Postmortem Index

Explore incident reports from various companies

BBC Online outage on Saturday 19th July 2014

BBC Online · BBC iPlayer, BBC iPlayer Radio, bbc.co.uk audio and video playback, BBC homepage

2014-07-19 – 2014-07-21

On Saturday, July 19, 2014, at 9:30 AM, BBC Online experienced a serious incident affecting several key services. The initial problem involved a metadata service, which saw its database load spike, causing requests to application servers to fail. Simultaneously, a caching layer pool failed, rendering products like BBC iPlayer and the BBC homepage inaccessible.
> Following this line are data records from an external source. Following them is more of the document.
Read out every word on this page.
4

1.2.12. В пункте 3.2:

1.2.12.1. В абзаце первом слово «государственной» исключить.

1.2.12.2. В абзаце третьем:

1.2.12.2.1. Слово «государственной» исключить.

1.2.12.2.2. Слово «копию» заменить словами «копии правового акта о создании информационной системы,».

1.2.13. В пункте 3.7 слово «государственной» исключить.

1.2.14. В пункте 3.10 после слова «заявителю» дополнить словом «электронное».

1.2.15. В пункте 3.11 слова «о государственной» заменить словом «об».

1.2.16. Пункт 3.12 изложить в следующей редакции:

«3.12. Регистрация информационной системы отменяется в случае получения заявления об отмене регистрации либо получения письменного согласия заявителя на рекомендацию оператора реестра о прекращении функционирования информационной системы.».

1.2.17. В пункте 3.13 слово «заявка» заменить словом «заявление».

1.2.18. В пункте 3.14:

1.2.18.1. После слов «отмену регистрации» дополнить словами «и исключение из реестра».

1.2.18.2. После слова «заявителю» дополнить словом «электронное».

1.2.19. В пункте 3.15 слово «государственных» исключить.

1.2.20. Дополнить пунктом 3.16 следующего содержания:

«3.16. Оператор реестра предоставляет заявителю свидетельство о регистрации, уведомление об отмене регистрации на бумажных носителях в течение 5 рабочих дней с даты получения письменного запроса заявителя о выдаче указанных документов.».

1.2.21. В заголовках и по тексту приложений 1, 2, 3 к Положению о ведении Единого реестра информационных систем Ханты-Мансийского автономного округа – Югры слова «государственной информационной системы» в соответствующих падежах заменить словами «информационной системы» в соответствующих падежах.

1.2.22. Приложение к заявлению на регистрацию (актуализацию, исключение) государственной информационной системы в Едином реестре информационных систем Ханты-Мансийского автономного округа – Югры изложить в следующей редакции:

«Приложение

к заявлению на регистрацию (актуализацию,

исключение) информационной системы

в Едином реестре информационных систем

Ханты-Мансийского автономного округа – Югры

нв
The metadata service, comprising 58 application servers and 10 database servers, provides program and clip metadata for various BBC iPlayer applications and other BBC Online sites. The sudden increase in database load led to widespread request failures, particularly impacting older applications that did not cache metadata locally.
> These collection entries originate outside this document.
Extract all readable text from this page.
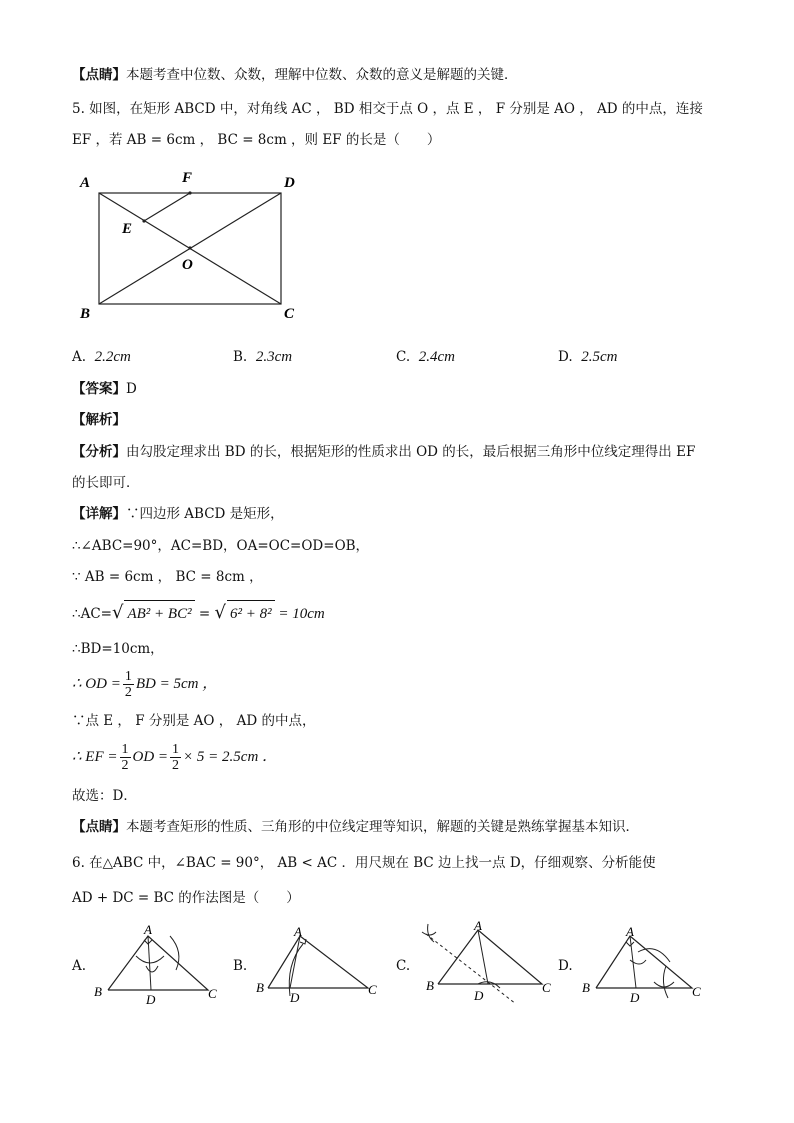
【点睛】本题考查中位数、众数，理解中位数、众数的意义是解题的关键．
5. 如图，在矩形 ABCD 中，对角线 AC ， BD 相交于点 O ，点 E ， F 分别是 AO ， AD 的中点，连接
EF ，若 AB = 6cm ， BC = 8cm ，则 EF 的长是（　　）
A	F	D
E
O
B	C
A. 2.2cm	B. 2.3cm	C. 2.4cm	D. 2.5cm
【答案】D
【解析】
【分析】由勾股定理求出 BD 的长，根据矩形的性质求出 OD 的长，最后根据三角形中位线定理得出 EF
的长即可．
【详解】∵四边形 ABCD 是矩形，
∴∠ABC=90°，AC=BD，OA=OC=OD=OB，
∵ AB = 6cm ， BC = 8cm ，
∴AC=√ AB² + BC² = √ 6² + 8² = 10cm
∴BD=10cm，
∴ OD = $\frac{1}{2}$ BD = 5cm ，
∵点 E ， F 分别是 AO ， AD 的中点，
∴ EF = $\frac{1}{2}$ OD = $\frac{1}{2} \times 5 = 2.5cm$ ．
故选：D．
【点睛】本题考查矩形的性质、三角形的中位线定理等知识，解题的关键是熟练掌握基本知识．
6. 在△ABC 中，∠BAC = 90°， AB < AC ．用尺规在 BC 边上找一点 D，仔细观察、分析能使
AD + DC = BC 的作法图是（　　）
A.
A
B	C
D
B.
A
B	C
D
C.
A
B	C
D
D.
A
B	C
D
Concurrently, a critical caching layer, which sits in front of most BBC Online products, suffered a complex failure. This failure directly impacted major services such as BBC iPlayer and the BBC homepage, making them inaccessible to users. The exact root cause of this caching layer failure was still under forensic investigation at the time of the report.

Remediation efforts began with prioritizing the restoration of the caching layer. Significant remedial work was undertaken on the metadata service throughout Saturday afternoon and evening. While some services returned to a “walking wounded” state, allowing close to normal operation for much of the site, BBC iPlayer remained unavailable on several devices.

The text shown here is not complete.